Now that we have implemented the ESP32-GPT-3.5 integration, it's time to test the firmware and witness the magic of AI-powered conversations. This playground section will guide you through the process of uploading the firmware to your ESP32 and observing the responses in the Serial Monitor.

Monitoring the Serial Output

Connect your ESP32 to your computer via USB.
Open the Serial Monitor in Arduino IDE (Tools > Serial Monitor) or PlatformIO IDE.
Set the baud rate to 115200.
You will see messages indicating Wi-Fi connection and interaction with the ChatGPT API.
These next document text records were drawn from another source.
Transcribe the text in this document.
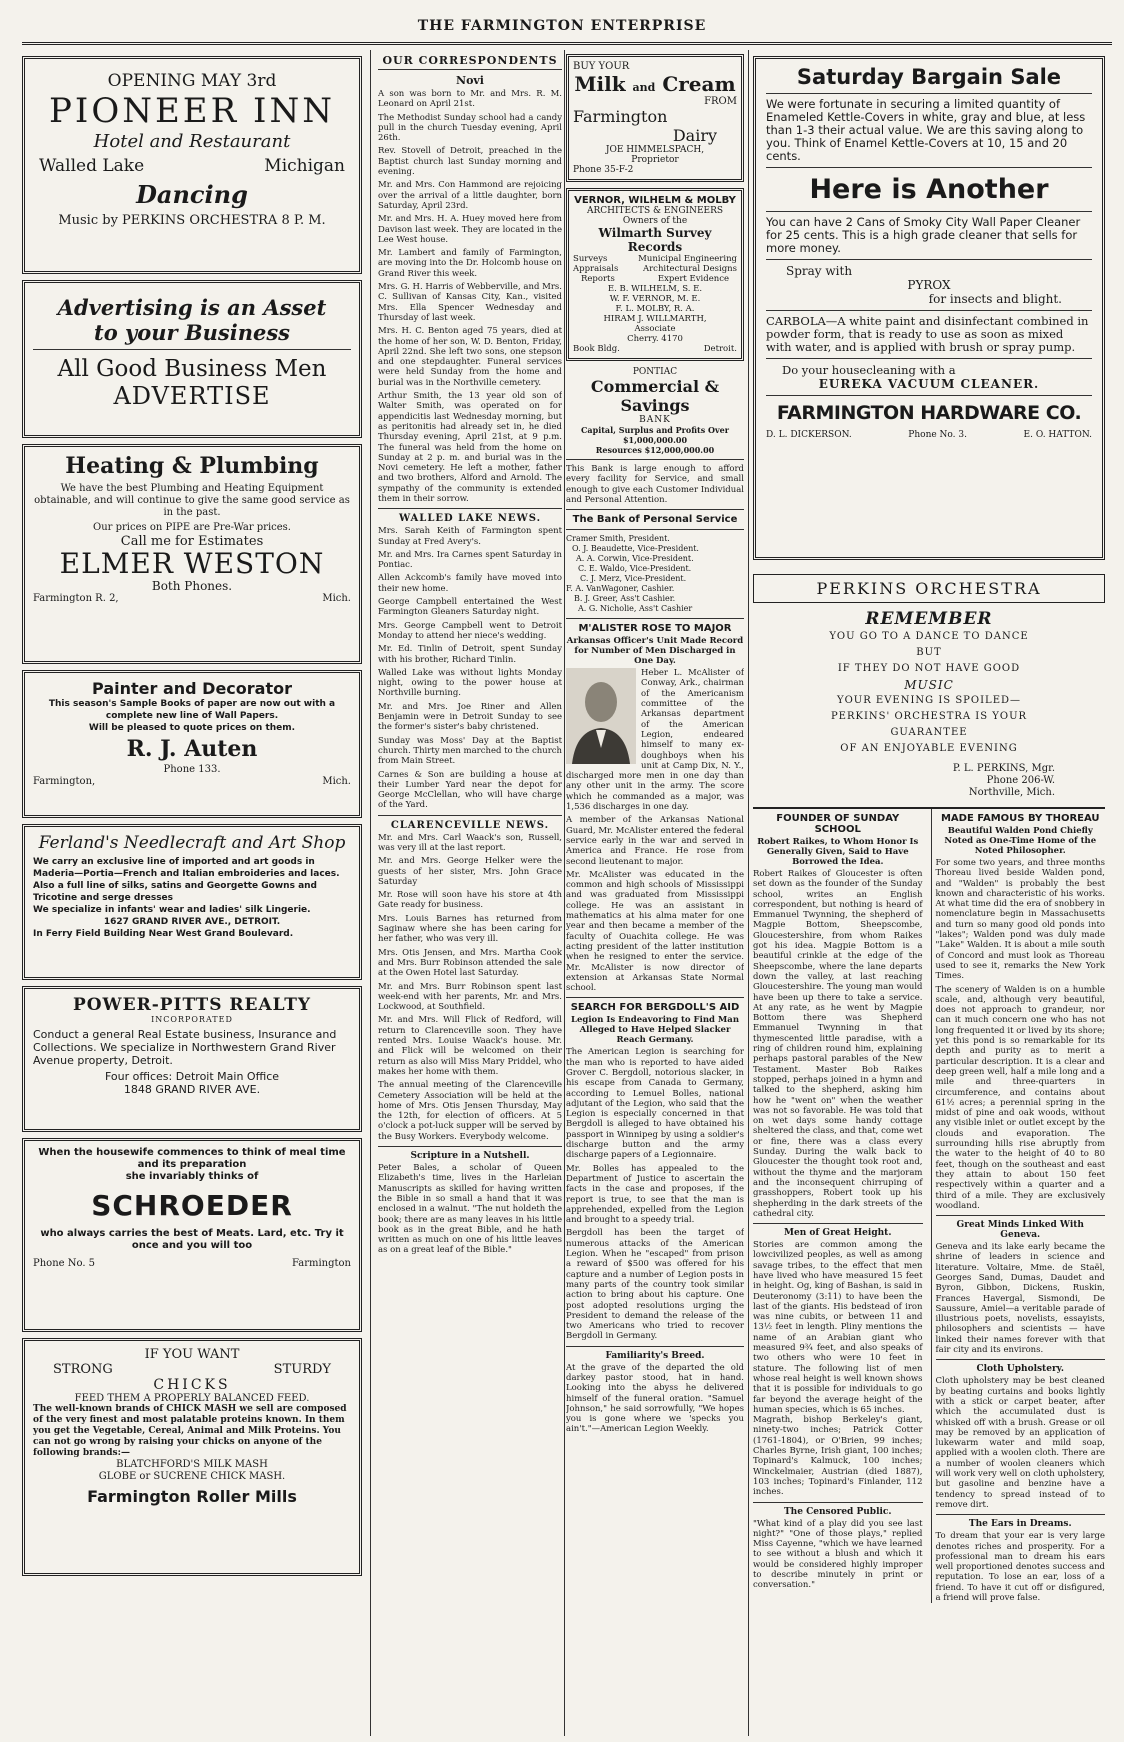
THE FARMINGTON ENTERPRISE
OPENING MAY 3rd
PIONEER INN
Hotel and Restaurant
Walled Lake	Michigan
Dancing
Music by PERKINS ORCHESTRA 8 P. M.
Advertising is an Asset
to your Business
All Good Business Men
ADVERTISE
Heating & Plumbing
We have the best Plumbing and Heating Equipment obtainable, and will continue to give the same good service as in the past.
Our prices on PIPE are Pre-War prices.
Call me for Estimates
ELMER WESTON
Both Phones.
Farmington R. 2,	Mich.
Painter and Decorator
This season's Sample Books of paper are now out with a complete new line of Wall Papers.
Will be pleased to quote prices on them.
R. J. Auten
Phone 133.
Farmington,	Mich.
Ferland's Needlecraft and Art Shop
We carry an exclusive line of imported and art goods in Maderia—Portia—French and Italian embroideries and laces.
Also a full line of silks, satins and Georgette Gowns and Tricotine and serge dresses
We specialize in infants' wear and ladies' silk Lingerie.
1627 GRAND RIVER AVE., DETROIT.
In Ferry Field Building Near West Grand Boulevard.
POWER-PITTS REALTY
INCORPORATED
Conduct a general Real Estate business, Insurance and Collections. We specialize in Northwestern Grand River Avenue property, Detroit.
Four offices: Detroit Main Office
1848 GRAND RIVER AVE.
When the housewife commences to think of meal time and its preparation
she invariably thinks of
SCHROEDER
who always carries the best of Meats. Lard, etc. Try it once and you will too
Phone No. 5	Farmington
IF YOU WANT
STRONG	STURDY
CHICKS
FEED THEM A PROPERLY BALANCED FEED.
The well-known brands of CHICK MASH we sell are composed of the very finest and most palatable proteins known. In them you get the Vegetable, Cereal, Animal and Milk Proteins. You can not go wrong by raising your chicks on anyone of the following brands:—
BLATCHFORD'S MILK MASH
GLOBE or SUCRENE CHICK MASH.
Farmington Roller Mills
OUR CORRESPONDENTS
Novi

A son was born to Mr. and Mrs. R. M. Leonard on April 21st.

The Methodist Sunday school had a candy pull in the church Tuesday evening, April 26th.

Rev. Stovell of Detroit, preached in the Baptist church last Sunday morning and evening.

Mr. and Mrs. Con Hammond are rejoicing over the arrival of a little daughter, born Saturday, April 23rd.

Mr. and Mrs. H. A. Huey moved here from Davison last week. They are located in the Lee West house.

Mr. Lambert and family of Farmington, are moving into the Dr. Holcomb house on Grand River this week.

Mrs. G. H. Harris of Webberville, and Mrs. C. Sullivan of Kansas City, Kan., visited Mrs. Ella Spencer Wednesday and Thursday of last week.

Mrs. H. C. Benton aged 75 years, died at the home of her son, W. D. Benton, Friday, April 22nd. She left two sons, one stepson and one stepdaughter. Funeral services were held Sunday from the home and burial was in the Northville cemetery.

Arthur Smith, the 13 year old son of Walter Smith, was operated on for appendicitis last Wednesday morning, but as peritonitis had already set in, he died Thursday evening, April 21st, at 9 p.m. The funeral was held from the home on Sunday at 2 p. m. and burial was in the Novi cemetery. He left a mother, father and two brothers, Alford and Arnold. The sympathy of the community is extended them in their sorrow.

WALLED LAKE NEWS.

Mrs. Sarah Keith of Farmington spent Sunday at Fred Avery's.

Mr. and Mrs. Ira Carnes spent Saturday in Pontiac.

Allen Ackcomb's family have moved into their new home.

George Campbell entertained the West Farmington Gleaners Saturday night.

Mrs. George Campbell went to Detroit Monday to attend her niece's wedding.

Mr. Ed. Tinlin of Detroit, spent Sunday with his brother, Richard Tinlin.

Walled Lake was without lights Monday night, owing to the power house at Northville burning.

Mr. and Mrs. Joe Riner and Allen Benjamin were in Detroit Sunday to see the former's sister's baby christened.

Sunday was Moss' Day at the Baptist church. Thirty men marched to the church from Main Street.

Carnes & Son are building a house at their Lumber Yard near the depot for George McClellan, who will have charge of the Yard.

CLARENCEVILLE NEWS.

Mr. and Mrs. Carl Waack's son, Russell, was very ill at the last report.

Mr. and Mrs. George Helker were the guests of her sister, Mrs. John Grace Saturday

Mr. Rose will soon have his store at 4th Gate ready for business.

Mrs. Louis Barnes has returned from Saginaw where she has been caring for her father, who was very ill.

Mrs. Otis Jensen, and Mrs. Martha Cook and Mrs. Burr Robinson attended the sale at the Owen Hotel last Saturday.

Mr. and Mrs. Burr Robinson spent last week-end with her parents, Mr. and Mrs. Lockwood, at Southfield.

Mr. and Mrs. Will Flick of Redford, will return to Clarenceville soon. They have rented Mrs. Louise Waack's house. Mr. and Flick will be welcomed on their return as also will Miss Mary Priddel, who makes her home with them.

The annual meeting of the Clarenceville Cemetery Association will be held at the home of Mrs. Otis Jensen Thursday, May the 12th, for election of officers. At 5 o'clock a pot-luck supper will be served by the Busy Workers. Everybody welcome.

Scripture in a Nutshell.
Peter Bales, a scholar of Queen Elizabeth's time, lives in the Harleian Manuscripts as skilled for having written the Bible in so small a hand that it was enclosed in a walnut. "The nut holdeth the book; there are as many leaves in his little book as in the great Bible, and he hath written as much on one of his little leaves as on a great leaf of the Bible."
BUY YOUR
Milk and Cream
FROM
Farmington
Dairy
JOE HIMMELSPACH,
Proprietor
Phone 35-F-2
VERNOR, WILHELM & MOLBY
ARCHITECTS & ENGINEERS
Owners of the
Wilmarth Survey Records
Surveys	Municipal Engineering
Appraisals	Architectural Designs
Reports	Expert Evidence
E. B. WILHELM, S. E.
W. F. VERNOR, M. E.
F. L. MOLBY, R. A.
HIRAM J. WILLMARTH,
Associate
Cherry. 4170
Book Bldg.	Detroit.
PONTIAC
Commercial & Savings
BANK
Capital, Surplus and Profits Over $1,000,000.00
Resources $12,000,000.00
This Bank is large enough to afford every facility for Service, and small enough to give each Customer Individual and Personal Attention.
The Bank of Personal Service
Cramer Smith, President.
O. J. Beaudette, Vice-President.
A. A. Corwin, Vice-President.
C. E. Waldo, Vice-President.
C. J. Merz, Vice-President.
F. A. VanWagoner, Cashier.
B. J. Greer, Ass't Cashier.
A. G. Nicholie, Ass't Cashier
M'ALISTER ROSE TO MAJOR
Arkansas Officer's Unit Made Record for Number of Men Discharged in One Day.

Heber L. McAlister of Conway, Ark., chairman of the Americanism committee of the Arkansas department of the American Legion, endeared himself to many ex-doughboys when his unit at Camp Dix, N. Y., discharged more men in one day than any other unit in the army. The score which he commanded as a major, was 1,536 discharges in one day.

A member of the Arkansas National Guard, Mr. McAlister entered the federal service early in the war and served in America and France. He rose from second lieutenant to major.

Mr. McAlister was educated in the common and high schools of Mississippi and was graduated from Mississippi college. He was an assistant in mathematics at his alma mater for one year and then became a member of the faculty of Ouachita college. He was acting president of the latter institution when he resigned to enter the service. Mr. McAlister is now director of extension at Arkansas State Normal school.

SEARCH FOR BERGDOLL'S AID
Legion Is Endeavoring to Find Man Alleged to Have Helped Slacker Reach Germany.

The American Legion is searching for the man who is reported to have aided Grover C. Bergdoll, notorious slacker, in his escape from Canada to Germany, according to Lemuel Bolles, national adjutant of the Legion, who said that the Legion is especially concerned in that Bergdoll is alleged to have obtained his passport in Winnipeg by using a soldier's discharge button and the army discharge papers of a Legionnaire.

Mr. Bolles has appealed to the Department of Justice to ascertain the facts in the case and proposes, if the report is true, to see that the man is apprehended, expelled from the Legion and brought to a speedy trial.

Bergdoll has been the target of numerous attacks of the American Legion. When he "escaped" from prison a reward of $500 was offered for his capture and a number of Legion posts in many parts of the country took similar action to bring about his capture. One post adopted resolutions urging the President to demand the release of the two Americans who tried to recover Bergdoll in Germany.

Familiarity's Breed.
At the grave of the departed the old darkey pastor stood, hat in hand. Looking into the abyss he delivered himself of the funeral oration. "Samuel Johnson," he said sorrowfully, "We hopes you is gone where we 'specks you ain't."—American Legion Weekly.
Saturday Bargain Sale
We were fortunate in securing a limited quantity of Enameled Kettle-Covers in white, gray and blue, at less than 1-3 their actual value. We are this saving along to you. Think of Enamel Kettle-Covers at 10, 15 and 20 cents.
Here is Another
You can have 2 Cans of Smoky City Wall Paper Cleaner for 25 cents. This is a high grade cleaner that sells for more money.
Spray with
PYROX
for insects and blight.
CARBOLA—A white paint and disinfectant combined in powder form, that is ready to use as soon as mixed with water, and is applied with brush or spray pump.
Do your housecleaning with a
EUREKA VACUUM CLEANER.
FARMINGTON HARDWARE CO.
D. L. DICKERSON.	Phone No. 3.	E. O. HATTON.
PERKINS ORCHESTRA
REMEMBER
YOU GO TO A DANCE TO DANCE
BUT
IF THEY DO NOT HAVE GOOD
MUSIC
YOUR EVENING IS SPOILED—
PERKINS' ORCHESTRA IS YOUR
GUARANTEE
OF AN ENJOYABLE EVENING
P. L. PERKINS, Mgr.
Phone 206-W.
Northville, Mich.
FOUNDER OF SUNDAY SCHOOL
Robert Raikes, to Whom Honor Is Generally Given, Said to Have Borrowed the Idea.
Robert Raikes of Gloucester is often set down as the founder of the Sunday school, writes an English correspondent, but nothing is heard of Emmanuel Twynning, the shepherd of Magpie Bottom, Sheepscombe, Gloucestershire, from whom Raikes got his idea. Magpie Bottom is a beautiful crinkle at the edge of the Sheepscombe, where the lane departs down the valley, at last reaching Gloucestershire. The young man would have been up there to take a service. At any rate, as he went by Magpie Bottom there was Shepherd Emmanuel Twynning in that thymescented little paradise, with a ring of children round him, explaining perhaps pastoral parables of the New Testament. Master Bob Raikes stopped, perhaps joined in a hymn and talked to the shepherd, asking him how he "went on" when the weather was not so favorable. He was told that on wet days some handy cottage sheltered the class, and that, come wet or fine, there was a class every Sunday. During the walk back to Gloucester the thought took root and, without the thyme and the marjoram and the inconsequent chirruping of grasshoppers, Robert took up his shepherding in the dark streets of the cathedral city.
Men of Great Height.
Stories are common among the lowcivilized peoples, as well as among savage tribes, to the effect that men have lived who have measured 15 feet in height. Og, king of Bashan, is said in Deuteronomy (3:11) to have been the last of the giants. His bedstead of iron was nine cubits, or between 11 and 13½ feet in length. Pliny mentions the name of an Arabian giant who measured 9¾ feet, and also speaks of two others who were 10 feet in stature. The following list of men whose real height is well known shows that it is possible for individuals to go far beyond the average height of the human species, which is 65 inches.
Magrath, bishop Berkeley's giant, ninety-two inches; Patrick Cotter (1761-1804), or O'Brien, 99 inches; Charles Byrne, Irish giant, 100 inches; Topinard's Kalmuck, 100 inches; Winckelmaier, Austrian (died 1887), 103 inches; Topinard's Finlander, 112 inches.
The Censored Public.
"What kind of a play did you see last night?" "One of those plays," replied Miss Cayenne, "which we have learned to see without a blush and which it would be considered highly improper to describe minutely in print or conversation."
MADE FAMOUS BY THOREAU
Beautiful Walden Pond Chiefly Noted as One-Time Home of the Noted Philosopher.

For some two years, and three months Thoreau lived beside Walden pond, and "Walden" is probably the best known and characteristic of his works. At what time did the era of snobbery in nomenclature begin in Massachusetts and turn so many good old ponds into "lakes"; Walden pond was duly made "Lake" Walden. It is about a mile south of Concord and must look as Thoreau used to see it, remarks the New York Times.

The scenery of Walden is on a humble scale, and, although very beautiful, does not approach to grandeur, nor can it much concern one who has not long frequented it or lived by its shore; yet this pond is so remarkable for its depth and purity as to merit a particular description. It is a clear and deep green well, half a mile long and a mile and three-quarters in circumference, and contains about 61½ acres; a perennial spring in the midst of pine and oak woods, without any visible inlet or outlet except by the clouds and evaporation. The surrounding hills rise abruptly from the water to the height of 40 to 80 feet, though on the southeast and east they attain to about 150 feet respectively within a quarter and a third of a mile. They are exclusively woodland.

Great Minds Linked With Geneva.
Geneva and its lake early became the shrine of leaders in science and literature. Voltaire, Mme. de Staël, Georges Sand, Dumas, Daudet and Byron, Gibbon, Dickens, Ruskin, Frances Havergal, Sismondi, De Saussure, Amiel—a veritable parade of illustrious poets, novelists, essayists, philosophers and scientists — have linked their names forever with that fair city and its environs.
Cloth Upholstery.
Cloth upholstery may be best cleaned by beating curtains and books lightly with a stick or carpet beater, after which the accumulated dust is whisked off with a brush. Grease or oil may be removed by an application of lukewarm water and mild soap, applied with a woolen cloth. There are a number of woolen cleaners which will work very well on cloth upholstery, but gasoline and benzine have a tendency to spread instead of to remove dirt.
The Ears in Dreams.
To dream that your ear is very large denotes riches and prosperity. For a professional man to dream his ears well proportioned denotes success and reputation. To lose an ear, loss of a friend. To have it cut off or disfigured, a friend will prove false.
Observing the ChatGPT Magic

As you watch the Serial Monitor, you'll see the ESP32 can chat with GPT-3.5 model. It will send your prompt to ChatGPT and then display the assistant's response.

Conclusion

Congratulations on successfully integrating the Arduino ESP32 with GPT-3.5 to build an interactive chatbot! We've explored the hardware setup, library installations, and the essential steps for creating the ESP32->GPT-3,5 integration by using the Chat Completions API connection with HTTP. This powerful combination of hardware and AI opens up exciting possibilities for creating innovative applications.

You can further enhance your chatbot by exploring more advanced features of GPT-3.5 model, adding natural language processing capabilities, and integrating other sensors to make the interaction even more dynamic.

Remember, this project is just the beginning. As technology continues to evolve, the fusion of hardware and AI will undoubtedly lead to groundbreaking innovations. Happy tinkering and building!